Oregon Lottery Offering Sports Betting by September

In a move that is as similar as it is dissimilar to others around the country, Oregon has moved to offer sports betting via a mobile application in time for the upcoming NFL season. The reason we use the word “offer” rather than “legalize” is due to the fact that sports betting was never truly illegal in Oregon. When the Professional and Amateur Sports Protection Act of 1992 was passed and ultimately banned sports betting in all of the country, a few exceptions were made. Oregon was on the small list of exceptions, so when PASPA was overturned in 2018, sports betting was officially legal.
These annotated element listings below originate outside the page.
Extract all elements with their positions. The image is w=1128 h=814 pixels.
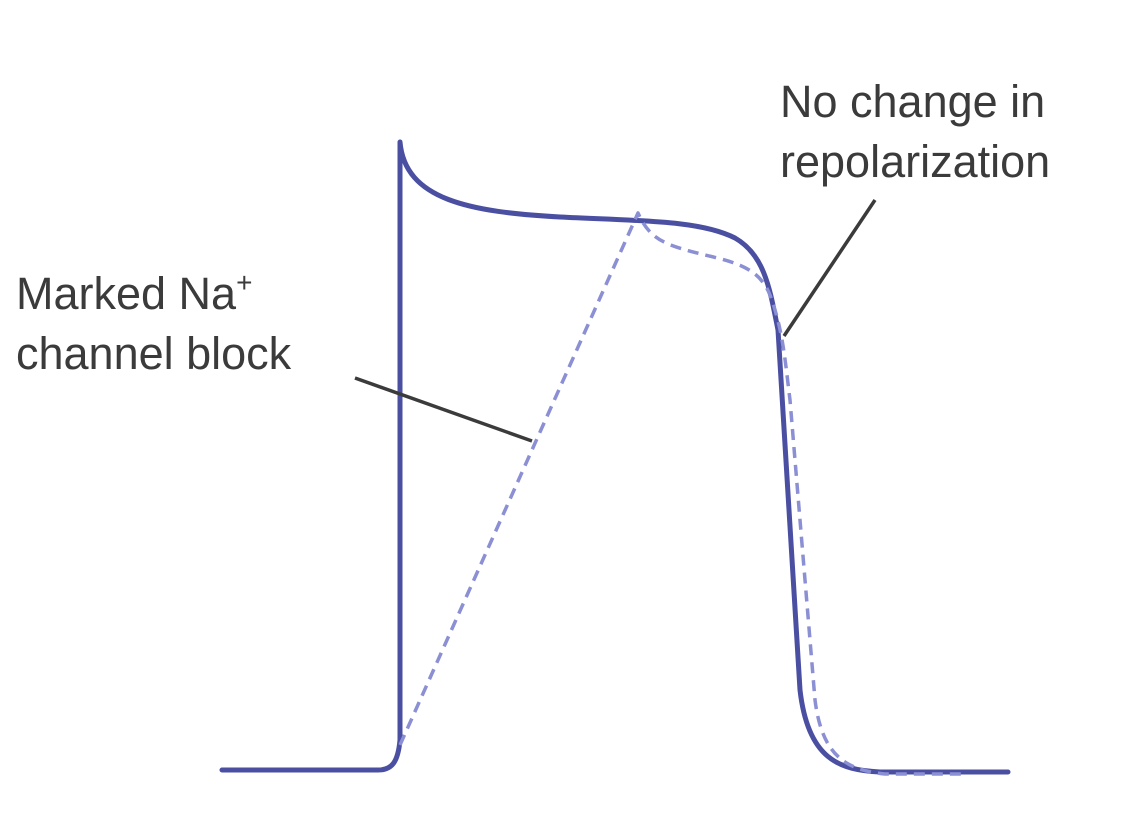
na-block-label-text: Marked Na (16, 268, 237, 319)
na-superscript: + (236, 267, 252, 298)
na-block-action-potential-trace (398, 211, 965, 776)
repolarization-leader-line (782, 199, 877, 337)
na-block-label-line1: Marked Na+ (16, 267, 252, 319)
na-block-label-line2: channel block (16, 328, 292, 379)
repolarization-label-line2: repolarization (780, 136, 1050, 187)
na-block-leader-line (354, 376, 533, 443)
control-action-potential-trace (219, 139, 1011, 775)
repolarization-label-line1: No change in (780, 76, 1045, 127)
Thanks to all of this, the matter of whether to offer sports betting in Oregon came down to a decision by the lottery commission. There is a bit more to the story than this, but the end result is that Oregon will be the first Northwest state that has given sports betting the green light. 

No Vote, but Opponents Abound

Even though this story seems like one of a simple, cut and dry decision on the part of the Oregon Lottery, happenings on the US sports betting scene rarely go over so smoothly. The first level of opposition came in the form of a few senators who attempted to amend a separate bill in a way that would disallow the lottery from offering any games “via the internet” or “via mobile devices.” Fortunately, this movement did not gain much traction and the amendment was eventually done away with.

Sports Betting Operator’s Integrity Questioned

Another interesting facet of this story took place in the wake of the Oregon Lottery Commission’s decision to award the sole mobile operator license to a firm known as SBTech. On its face, this seems like a relatively fitting choice seeing as SBTech already operates in a few other US states and has a longstanding reputation with brands in Europe and elsewhere around the world. In reality, there quickly arose questions about the operator’s integrity as it relates to operating in jurisdictions where sports betting is illegal

Unsurprisingly enough, these questions arose directly from the firm that finished second place in the Oregon Lottery’s Request for Proposal, Scientific Games. In a public letter, Scientific Games accused SBTech of being affiliated with a site—10Bet—that was supposedly operating illegally in Belgium. This event ended up being more of a flash in the pan than anything else as it also gained little traction. SBTech was quick to deny the accusations, and the Oregon Lottery’s chief gaming officer, Farshad Allahdadi, came out in support of the brand. Considering that SBTech passed all of the background checks levied against it by the Oregon Lottery Commission, it seems safe to say that they are a trustworthy operator. After all, they already operate in both Mississippi and Atlantic City.


While sports betting will be offered via a mobile platform supported by SBTech, it will exist in somewhat different fashion from what we see elsewhere around the country. During the initial stages of Oregon sports betting, bettors will only be able to place wagers on professional sporting events. This means that “amateur” athletics, such as NCAA football and basketball, will be excluded from offer. The movers and shakers of the Oregon Lottery Commission have made it clear that the option is on the table for the future, but have chosen to stay away from now.

If mobile sports betting is set to be on offer by September, the estimation is that betting kiosks will be available shortly after 2020 begins. Betting kiosks will be located at most locations that currently offer lottery tickets (such as gas stations), but they will eventually be placed elsewhere, in restaurants and bars.